Monday, October 26, 2015

Fear the Walking (Dead) Unicorn


I posted several notes here, here and here trying to make sense of inflated late round technology valuations. My conclusion was the valuations were illusory rationalizations used to justify inflated prices. The private market valuation of these firms suffered from being unregulated, questionable accounting, lack of comparability due to differing provisions (e.g. liquidation preferences), and lack of short selling. The result is momentum based pricing driven by the optimism of the last investor. The number of previously rare unicorns (private firms with values exceeding $1B) increased to 124 in July of this year. Eventually, however, you run out of optimism when an event occurs causing investors to re-examine their assumptions and reduce their risk appetite leading to lower pricing. That something was the August correction.

You only really accurately value a private firm when you make the initial investment, and then when you exit. Exits had been delayed for many later stage tech firms. Only 14% of 2015 IPOs were tech related. The reasons (excuses?) given for the lack of tech IPOs was twofold. First, the founders did not want the hassle of public market scrutiny. Second, they did not need an IPO liquidity event because they could always do a “private IPO” (oxymoron?) by accessing private investor cash in subsequent financing rounds (at assumed higher valuation levels). Both reasons are nonsense.
In reality they wanted to avoid the evaluation of numerous hard-nosed investors both at the time of the IPO and the on-going trading-including short selling. You need a public market to get liquid; it is hard to access public markets at sky high prices.

Many tech founders and investors who confused bull market valuations for liquidity are now discovering the difference between paper and real liquidity. Over 40% of 2015 tech IPOs like Novo Cure are being priced near or below their last private financing round valuation. This fact has not gone unnoticed by private investors. They are balking at high implied valuations in later financing rounds forcing firms to accept lower values. For example, Blackrock which lead a prior $350M financing round for Dropbox has marked down its investment by 24%.

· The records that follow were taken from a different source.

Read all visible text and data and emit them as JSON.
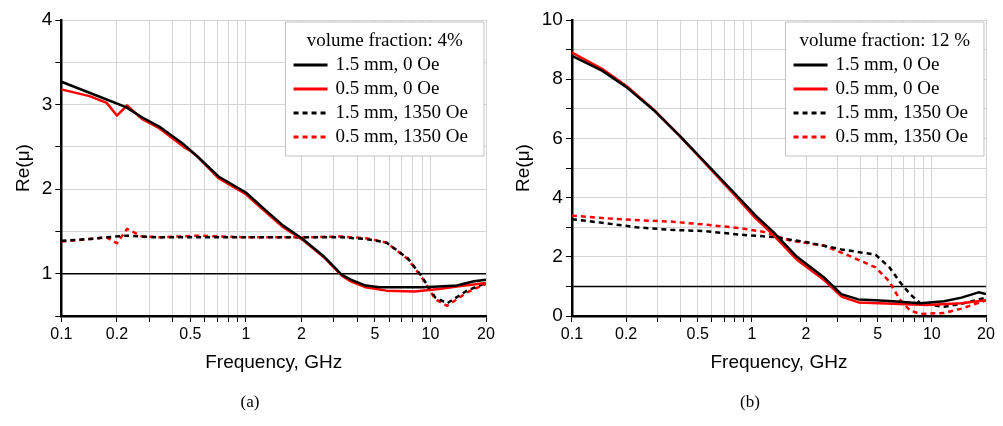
{
  "chart_data": [
    {
      "type": "line",
      "xlabel": "Frequency, GHz",
      "ylabel": "Re(μ)",
      "legend_title": "volume fraction: 4%",
      "legend": "top right",
      "grid": true,
      "log": "x",
      "annotations": [
        "(a)"
      ],
      "xlim": [
        0.1,
        20
      ],
      "xticks": [
        0.1,
        0.2,
        {
          "value": 0.3,
          "label": null
        },
        {
          "value": 0.4,
          "label": null
        },
        0.5,
        {
          "value": 0.6,
          "label": null
        },
        {
          "value": 0.7,
          "label": null
        },
        {
          "value": 0.8,
          "label": null
        },
        {
          "value": 0.9,
          "label": null
        },
        1,
        2,
        {
          "value": 3,
          "label": null
        },
        {
          "value": 4,
          "label": null
        },
        5,
        {
          "value": 6,
          "label": null
        },
        {
          "value": 7,
          "label": null
        },
        {
          "value": 8,
          "label": null
        },
        {
          "value": 9,
          "label": null
        },
        10,
        20
      ],
      "ylim": [
        0.5,
        4
      ],
      "yticks": [
        {
          "value": 0.5,
          "label": null
        },
        1,
        {
          "value": 1.5,
          "label": null
        },
        2,
        {
          "value": 2.5,
          "label": null
        },
        3,
        {
          "value": 3.5,
          "label": null
        },
        4
      ],
      "ref_lines": [
        {
          "axis": "y",
          "value": 1,
          "color": "#000000"
        }
      ],
      "series": [
        {
          "name": "1.5 mm, 0 Oe",
          "color": "#000000",
          "line_style": "solid",
          "x": [
            0.1,
            0.142,
            0.176,
            0.224,
            0.273,
            0.339,
            0.46,
            0.55,
            0.71,
            1.0,
            1.25,
            1.57,
            2.03,
            2.66,
            3.3,
            3.7,
            4.46,
            5.3,
            6.9,
            8.95,
            11.1,
            13.9,
            17.2,
            20
          ],
          "values": [
            3.27,
            3.14,
            3.06,
            2.97,
            2.85,
            2.74,
            2.53,
            2.38,
            2.15,
            1.96,
            1.77,
            1.58,
            1.41,
            1.2,
            0.99,
            0.93,
            0.86,
            0.84,
            0.84,
            0.84,
            0.85,
            0.86,
            0.91,
            0.93
          ]
        },
        {
          "name": "0.5 mm, 0 Oe",
          "color": "#ff0000",
          "line_style": "solid",
          "x": [
            0.1,
            0.142,
            0.176,
            0.2,
            0.227,
            0.273,
            0.339,
            0.46,
            0.502,
            0.55,
            0.71,
            1.0,
            1.25,
            1.57,
            2.03,
            2.66,
            3.3,
            3.7,
            4.46,
            5.76,
            8.2,
            11.1,
            13.9,
            20
          ],
          "values": [
            3.18,
            3.1,
            3.02,
            2.87,
            2.99,
            2.83,
            2.72,
            2.5,
            2.45,
            2.38,
            2.13,
            1.94,
            1.75,
            1.56,
            1.4,
            1.19,
            0.98,
            0.91,
            0.84,
            0.8,
            0.79,
            0.82,
            0.85,
            0.89
          ]
        },
        {
          "name": "1.5 mm, 1350 Oe",
          "color": "#000000",
          "line_style": "dashed",
          "x": [
            0.1,
            0.142,
            0.176,
            0.224,
            0.339,
            0.55,
            1.0,
            2.03,
            3.3,
            4.46,
            5.76,
            7.56,
            8.95,
            10.6,
            12.3,
            15.8,
            20
          ],
          "values": [
            1.39,
            1.41,
            1.43,
            1.45,
            1.43,
            1.43,
            1.43,
            1.43,
            1.43,
            1.41,
            1.37,
            1.18,
            0.97,
            0.72,
            0.65,
            0.8,
            0.89
          ]
        },
        {
          "name": "0.5 mm, 1350 Oe",
          "color": "#ff0000",
          "line_style": "dashed",
          "x": [
            0.1,
            0.142,
            0.176,
            0.2,
            0.227,
            0.273,
            0.339,
            0.55,
            1.0,
            2.03,
            3.3,
            4.46,
            5.76,
            7.56,
            8.95,
            10.6,
            12.3,
            15.8,
            20
          ],
          "values": [
            1.38,
            1.41,
            1.43,
            1.36,
            1.53,
            1.44,
            1.43,
            1.45,
            1.43,
            1.43,
            1.44,
            1.42,
            1.37,
            1.17,
            0.96,
            0.7,
            0.62,
            0.78,
            0.88
          ]
        }
      ]
    },
    {
      "type": "line",
      "xlabel": "Frequency, GHz",
      "ylabel": "Re(μ)",
      "legend_title": "volume fraction: 12 %",
      "legend": "top right",
      "grid": true,
      "log": "x",
      "annotations": [
        "(b)"
      ],
      "xlim": [
        0.1,
        20
      ],
      "xticks": [
        0.1,
        0.2,
        {
          "value": 0.3,
          "label": null
        },
        {
          "value": 0.4,
          "label": null
        },
        0.5,
        {
          "value": 0.6,
          "label": null
        },
        {
          "value": 0.7,
          "label": null
        },
        {
          "value": 0.8,
          "label": null
        },
        {
          "value": 0.9,
          "label": null
        },
        1,
        2,
        {
          "value": 3,
          "label": null
        },
        {
          "value": 4,
          "label": null
        },
        5,
        {
          "value": 6,
          "label": null
        },
        {
          "value": 7,
          "label": null
        },
        {
          "value": 8,
          "label": null
        },
        {
          "value": 9,
          "label": null
        },
        10,
        20
      ],
      "ylim": [
        0,
        10
      ],
      "yticks": [
        0,
        {
          "value": 1,
          "label": null
        },
        2,
        {
          "value": 3,
          "label": null
        },
        4,
        {
          "value": 5,
          "label": null
        },
        6,
        {
          "value": 7,
          "label": null
        },
        8,
        {
          "value": 9,
          "label": null
        },
        10
      ],
      "ref_lines": [
        {
          "axis": "y",
          "value": 1,
          "color": "#000000"
        }
      ],
      "series": [
        {
          "name": "1.5 mm, 0 Oe",
          "color": "#000000",
          "line_style": "solid",
          "x": [
            0.1,
            0.147,
            0.2,
            0.284,
            0.402,
            0.546,
            0.775,
            1.05,
            1.31,
            1.78,
            2.54,
            3.14,
            3.91,
            4.87,
            6.09,
            8.63,
            11.7,
            14.6,
            18.2,
            20
          ],
          "values": [
            8.79,
            8.29,
            7.74,
            6.96,
            6.05,
            5.21,
            4.24,
            3.39,
            2.85,
            2.0,
            1.28,
            0.74,
            0.56,
            0.53,
            0.5,
            0.43,
            0.5,
            0.62,
            0.8,
            0.74
          ]
        },
        {
          "name": "0.5 mm, 0 Oe",
          "color": "#ff0000",
          "line_style": "solid",
          "x": [
            0.1,
            0.147,
            0.2,
            0.284,
            0.402,
            0.546,
            0.775,
            1.05,
            1.31,
            1.78,
            2.54,
            3.14,
            3.91,
            6.09,
            9.43,
            14.6,
            20
          ],
          "values": [
            8.9,
            8.35,
            7.78,
            6.98,
            6.05,
            5.18,
            4.18,
            3.3,
            2.75,
            1.9,
            1.2,
            0.66,
            0.46,
            0.41,
            0.37,
            0.43,
            0.53
          ]
        },
        {
          "name": "1.5 mm, 1350 Oe",
          "color": "#000000",
          "line_style": "dashed",
          "x": [
            0.1,
            0.147,
            0.228,
            0.353,
            0.546,
            0.847,
            1.31,
            2.03,
            3.14,
            4.87,
            5.82,
            6.62,
            7.56,
            8.63,
            11.7,
            14.6,
            18.2,
            20
          ],
          "values": [
            3.27,
            3.15,
            3.0,
            2.91,
            2.87,
            2.75,
            2.67,
            2.49,
            2.25,
            2.07,
            1.64,
            1.16,
            0.74,
            0.43,
            0.31,
            0.41,
            0.56,
            0.62
          ]
        },
        {
          "name": "0.5 mm, 1350 Oe",
          "color": "#ff0000",
          "line_style": "dashed",
          "x": [
            0.1,
            0.147,
            0.228,
            0.353,
            0.546,
            0.847,
            1.15,
            1.63,
            2.54,
            3.58,
            4.87,
            5.82,
            6.62,
            7.56,
            8.63,
            11.7,
            14.6,
            20
          ],
          "values": [
            3.39,
            3.31,
            3.24,
            3.19,
            3.09,
            2.97,
            2.85,
            2.55,
            2.37,
            2.0,
            1.64,
            1.16,
            0.56,
            0.19,
            0.07,
            0.1,
            0.25,
            0.53
          ]
        }
      ]
    }
  ]
}
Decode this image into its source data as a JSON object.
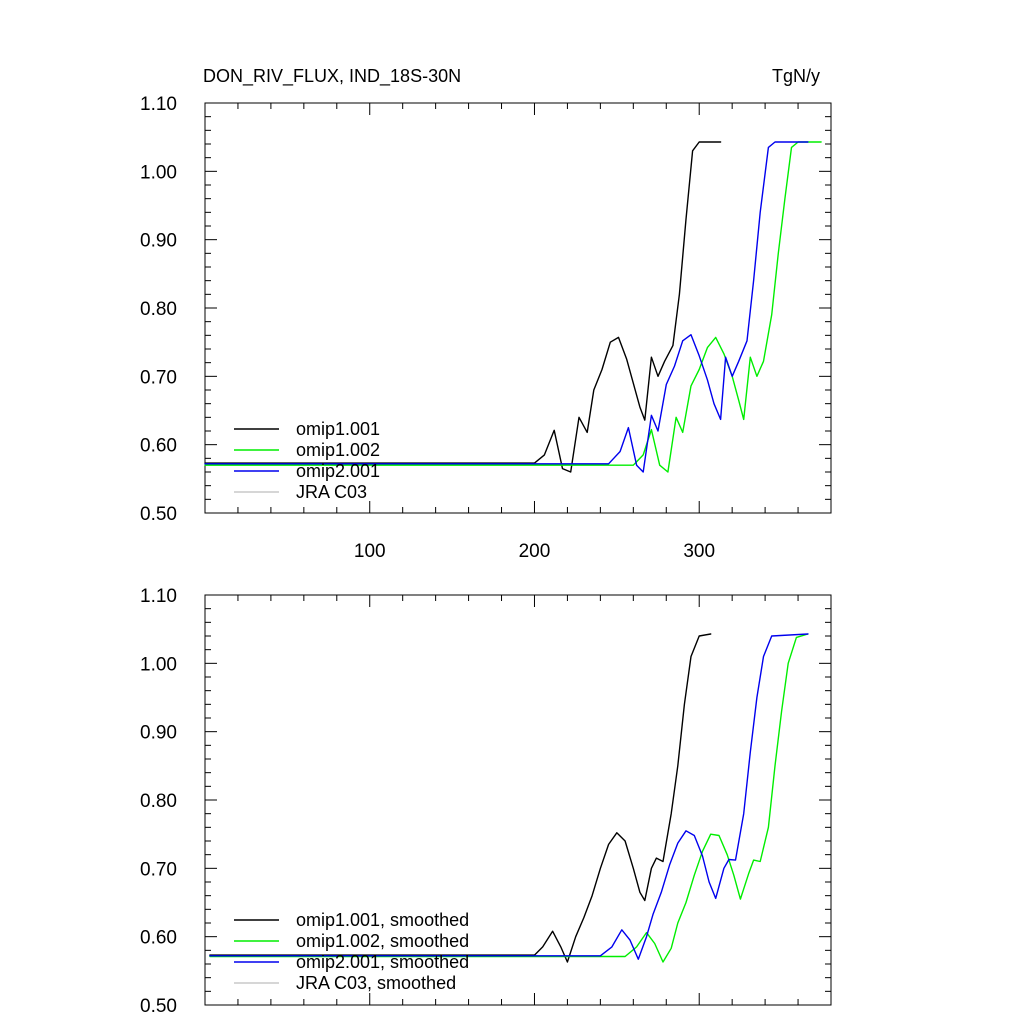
{
  "chart_data": [
    {
      "type": "line",
      "title": "DON_RIV_FLUX, IND_18S-30N",
      "units": "TgN/y",
      "xlim": [
        0,
        380
      ],
      "ylim": [
        0.5,
        1.1
      ],
      "y_ticks": [
        0.5,
        0.6,
        0.7,
        0.8,
        0.9,
        1.0,
        1.1
      ],
      "y_tick_labels": [
        "0.50",
        "0.60",
        "0.70",
        "0.80",
        "0.90",
        "1.00",
        "1.10"
      ],
      "x_ticks": [
        100,
        200,
        300
      ],
      "x_tick_labels": [
        "100",
        "200",
        "300"
      ],
      "legend_position": "bottom-left",
      "series": [
        {
          "name": "omip1.001",
          "color": "#000000",
          "points": [
            [
              0,
              0.573
            ],
            [
              200,
              0.573
            ],
            [
              206,
              0.585
            ],
            [
              212,
              0.621
            ],
            [
              217,
              0.565
            ],
            [
              222,
              0.56
            ],
            [
              227,
              0.64
            ],
            [
              232,
              0.618
            ],
            [
              236,
              0.68
            ],
            [
              241,
              0.71
            ],
            [
              246,
              0.75
            ],
            [
              251,
              0.757
            ],
            [
              256,
              0.725
            ],
            [
              260,
              0.69
            ],
            [
              264,
              0.655
            ],
            [
              267,
              0.636
            ],
            [
              271,
              0.728
            ],
            [
              275,
              0.7
            ],
            [
              279,
              0.722
            ],
            [
              284,
              0.745
            ],
            [
              288,
              0.82
            ],
            [
              292,
              0.93
            ],
            [
              296,
              1.03
            ],
            [
              300,
              1.043
            ],
            [
              313,
              1.043
            ]
          ]
        },
        {
          "name": "omip1.002",
          "color": "#00ee00",
          "points": [
            [
              0,
              0.57
            ],
            [
              260,
              0.57
            ],
            [
              266,
              0.585
            ],
            [
              271,
              0.622
            ],
            [
              276,
              0.57
            ],
            [
              281,
              0.56
            ],
            [
              286,
              0.64
            ],
            [
              290,
              0.618
            ],
            [
              295,
              0.686
            ],
            [
              300,
              0.71
            ],
            [
              305,
              0.742
            ],
            [
              310,
              0.757
            ],
            [
              315,
              0.733
            ],
            [
              320,
              0.7
            ],
            [
              324,
              0.665
            ],
            [
              327,
              0.637
            ],
            [
              331,
              0.728
            ],
            [
              335,
              0.7
            ],
            [
              339,
              0.722
            ],
            [
              344,
              0.79
            ],
            [
              348,
              0.88
            ],
            [
              352,
              0.96
            ],
            [
              356,
              1.035
            ],
            [
              360,
              1.043
            ],
            [
              374,
              1.043
            ]
          ]
        },
        {
          "name": "omip2.001",
          "color": "#0000ee",
          "points": [
            [
              0,
              0.572
            ],
            [
              245,
              0.572
            ],
            [
              252,
              0.59
            ],
            [
              257,
              0.625
            ],
            [
              262,
              0.57
            ],
            [
              266,
              0.56
            ],
            [
              271,
              0.643
            ],
            [
              275,
              0.62
            ],
            [
              280,
              0.688
            ],
            [
              285,
              0.715
            ],
            [
              290,
              0.752
            ],
            [
              295,
              0.761
            ],
            [
              300,
              0.73
            ],
            [
              305,
              0.695
            ],
            [
              309,
              0.66
            ],
            [
              313,
              0.637
            ],
            [
              316,
              0.728
            ],
            [
              320,
              0.7
            ],
            [
              324,
              0.722
            ],
            [
              329,
              0.752
            ],
            [
              333,
              0.84
            ],
            [
              337,
              0.94
            ],
            [
              342,
              1.035
            ],
            [
              346,
              1.043
            ],
            [
              366,
              1.043
            ]
          ]
        },
        {
          "name": "JRA C03",
          "color": "#c8c8c8",
          "points": []
        }
      ]
    },
    {
      "type": "line",
      "title": "",
      "units": "",
      "xlim": [
        0,
        380
      ],
      "ylim": [
        0.5,
        1.1
      ],
      "y_ticks": [
        0.5,
        0.6,
        0.7,
        0.8,
        0.9,
        1.0,
        1.1
      ],
      "y_tick_labels": [
        "0.50",
        "0.60",
        "0.70",
        "0.80",
        "0.90",
        "1.00",
        "1.10"
      ],
      "x_ticks": [
        100,
        200,
        300
      ],
      "x_tick_labels": [],
      "legend_position": "bottom-left",
      "series": [
        {
          "name": "omip1.001, smoothed",
          "color": "#000000",
          "points": [
            [
              3,
              0.573
            ],
            [
              200,
              0.573
            ],
            [
              205,
              0.585
            ],
            [
              211,
              0.608
            ],
            [
              216,
              0.585
            ],
            [
              220,
              0.563
            ],
            [
              225,
              0.6
            ],
            [
              230,
              0.628
            ],
            [
              235,
              0.66
            ],
            [
              240,
              0.7
            ],
            [
              245,
              0.735
            ],
            [
              250,
              0.752
            ],
            [
              255,
              0.74
            ],
            [
              260,
              0.7
            ],
            [
              264,
              0.665
            ],
            [
              267,
              0.653
            ],
            [
              271,
              0.7
            ],
            [
              274,
              0.715
            ],
            [
              278,
              0.71
            ],
            [
              283,
              0.78
            ],
            [
              287,
              0.85
            ],
            [
              291,
              0.94
            ],
            [
              295,
              1.01
            ],
            [
              300,
              1.04
            ],
            [
              307,
              1.043
            ]
          ]
        },
        {
          "name": "omip1.002, smoothed",
          "color": "#00ee00",
          "points": [
            [
              3,
              0.571
            ],
            [
              255,
              0.571
            ],
            [
              262,
              0.585
            ],
            [
              268,
              0.606
            ],
            [
              273,
              0.59
            ],
            [
              278,
              0.563
            ],
            [
              283,
              0.583
            ],
            [
              287,
              0.62
            ],
            [
              292,
              0.65
            ],
            [
              297,
              0.69
            ],
            [
              302,
              0.725
            ],
            [
              307,
              0.75
            ],
            [
              312,
              0.748
            ],
            [
              317,
              0.72
            ],
            [
              321,
              0.69
            ],
            [
              325,
              0.655
            ],
            [
              330,
              0.692
            ],
            [
              333,
              0.712
            ],
            [
              337,
              0.71
            ],
            [
              342,
              0.76
            ],
            [
              346,
              0.85
            ],
            [
              350,
              0.93
            ],
            [
              354,
              1.0
            ],
            [
              359,
              1.038
            ],
            [
              366,
              1.043
            ]
          ]
        },
        {
          "name": "omip2.001, smoothed",
          "color": "#0000ee",
          "points": [
            [
              3,
              0.572
            ],
            [
              240,
              0.572
            ],
            [
              247,
              0.585
            ],
            [
              253,
              0.61
            ],
            [
              258,
              0.595
            ],
            [
              263,
              0.567
            ],
            [
              268,
              0.6
            ],
            [
              272,
              0.633
            ],
            [
              277,
              0.665
            ],
            [
              282,
              0.705
            ],
            [
              287,
              0.737
            ],
            [
              292,
              0.755
            ],
            [
              297,
              0.748
            ],
            [
              302,
              0.718
            ],
            [
              306,
              0.68
            ],
            [
              310,
              0.656
            ],
            [
              315,
              0.7
            ],
            [
              318,
              0.713
            ],
            [
              322,
              0.712
            ],
            [
              327,
              0.78
            ],
            [
              331,
              0.87
            ],
            [
              335,
              0.95
            ],
            [
              339,
              1.01
            ],
            [
              344,
              1.04
            ],
            [
              366,
              1.043
            ]
          ]
        },
        {
          "name": "JRA C03, smoothed",
          "color": "#c8c8c8",
          "points": []
        }
      ]
    }
  ]
}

Pricing represents a short term belief in expected operating performance. Investors should gauge the gap between expectations and reality. This means not falling in love with stories about market growth and technology without considering how those factors translate into revenues and ultimately cash. 

This involves understanding the following:

1)     Market Characteristics: some markets have difficult characteristics making it difficult to yield superior returns. Use Porter's 5 forces framework as a starting point.
2)     Business Model: who will the firm achieve and maintain market share and pricing power when facing competitors, new entrants and substitutes?
3)     Execution: inept managers can negate attractive markets and credible business models.

If you claim this is hard because of profound uncertainty then recognize you are not investing. Rather you are speculating based on what you hope someone else will pay for the firm. This someone else can and does change his mind leading to wild price swings like those experienced this August. This in turn can turn your hoped for unicorns into unicorpses.